Assessing non-Mendelian Inheritance in Inherited Axonopathies

PURPOSE: Inherited axonopathies (IA) are rare, clinically and genetically heterogeneous diseases that lead to length-dependent degeneration of the long axons in central (hereditary spastic paraplegia (HSP)) and peripheral (Charcot-Marie-Tooth type 2 (CMT2)) nervous systems. Mendelian high-penetrance alleles in over one hundred different genes have been shown to cause IA; yet, about 50% of IA cases do not receive a genetic diagnosis. A more comprehensive spectrum of causative genes and alleles is warranted, including causative and risk alleles, as well as oligogenic multilocus inheritance. METHODS: Through international collaboration, IA exome studies are beginning to be sufficiently powered to perform a pilot rare variant burden analysis. After extensive quality control, our cohort contained 343 CMT cases, 515 HSP cases, and 935 non-neurological controls.
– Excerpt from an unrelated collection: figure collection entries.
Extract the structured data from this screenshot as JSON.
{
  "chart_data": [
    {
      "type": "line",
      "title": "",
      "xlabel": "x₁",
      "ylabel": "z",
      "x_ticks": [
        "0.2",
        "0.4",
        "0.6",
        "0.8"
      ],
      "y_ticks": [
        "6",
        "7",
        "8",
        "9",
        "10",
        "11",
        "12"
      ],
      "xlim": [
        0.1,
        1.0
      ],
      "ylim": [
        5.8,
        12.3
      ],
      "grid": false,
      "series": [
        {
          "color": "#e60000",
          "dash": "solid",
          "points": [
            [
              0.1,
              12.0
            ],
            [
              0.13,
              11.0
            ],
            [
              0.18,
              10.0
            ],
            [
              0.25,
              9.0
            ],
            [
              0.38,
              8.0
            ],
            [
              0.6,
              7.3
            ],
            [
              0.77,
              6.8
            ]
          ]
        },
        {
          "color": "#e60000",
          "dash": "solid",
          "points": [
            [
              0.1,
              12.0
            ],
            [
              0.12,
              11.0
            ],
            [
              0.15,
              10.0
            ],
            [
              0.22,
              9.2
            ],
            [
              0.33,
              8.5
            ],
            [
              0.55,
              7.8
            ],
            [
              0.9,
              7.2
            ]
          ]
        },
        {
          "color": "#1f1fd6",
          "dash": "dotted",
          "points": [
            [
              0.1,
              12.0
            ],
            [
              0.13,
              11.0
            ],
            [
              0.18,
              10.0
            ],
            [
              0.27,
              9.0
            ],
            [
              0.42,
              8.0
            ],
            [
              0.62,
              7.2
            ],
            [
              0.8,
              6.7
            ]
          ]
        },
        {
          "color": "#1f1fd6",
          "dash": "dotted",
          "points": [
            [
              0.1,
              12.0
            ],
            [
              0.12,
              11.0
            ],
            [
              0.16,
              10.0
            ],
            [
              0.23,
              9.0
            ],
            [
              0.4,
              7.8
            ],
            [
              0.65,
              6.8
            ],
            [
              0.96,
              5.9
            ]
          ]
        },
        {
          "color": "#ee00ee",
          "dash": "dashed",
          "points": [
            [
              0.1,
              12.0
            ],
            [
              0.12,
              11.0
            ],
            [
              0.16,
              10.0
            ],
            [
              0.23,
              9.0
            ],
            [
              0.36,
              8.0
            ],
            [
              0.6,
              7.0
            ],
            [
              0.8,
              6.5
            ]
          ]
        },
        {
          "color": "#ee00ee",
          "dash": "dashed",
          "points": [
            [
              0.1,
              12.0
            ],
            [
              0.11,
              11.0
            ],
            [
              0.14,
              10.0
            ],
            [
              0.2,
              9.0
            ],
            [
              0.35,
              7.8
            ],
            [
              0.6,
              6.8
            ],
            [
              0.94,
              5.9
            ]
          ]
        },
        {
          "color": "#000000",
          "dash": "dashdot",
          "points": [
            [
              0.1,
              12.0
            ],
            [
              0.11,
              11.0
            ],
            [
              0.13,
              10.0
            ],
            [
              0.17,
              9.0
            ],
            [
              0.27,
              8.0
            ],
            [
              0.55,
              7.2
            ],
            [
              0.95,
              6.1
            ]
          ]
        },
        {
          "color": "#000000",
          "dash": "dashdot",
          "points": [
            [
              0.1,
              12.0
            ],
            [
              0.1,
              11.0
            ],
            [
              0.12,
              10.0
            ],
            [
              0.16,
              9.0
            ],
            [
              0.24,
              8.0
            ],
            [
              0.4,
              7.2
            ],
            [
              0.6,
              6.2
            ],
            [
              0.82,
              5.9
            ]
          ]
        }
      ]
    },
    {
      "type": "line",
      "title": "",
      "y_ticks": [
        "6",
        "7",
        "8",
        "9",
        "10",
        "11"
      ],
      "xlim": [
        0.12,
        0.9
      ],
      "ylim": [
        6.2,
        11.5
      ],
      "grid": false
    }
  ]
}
We assessed the cumulative mutational burden across disease genes, explored the evidence for multilocus inheritance, and performed an exome-wide rare variant burden analysis. RESULTS: We replicated the previously described mutational burden in a much larger cohort of CMT cases, and observed the same effect in HSP cases. We identified a preliminary risk allele for CMT in the EXOC4 gene (p-value= 6.9×10−6, OR=2.1) and explored the possibility of multi-locus inheritance in IA. CONCLUSIONS: Our results support the continuing emergence of complex inheritance mechanisms in historically Mendelian disorders.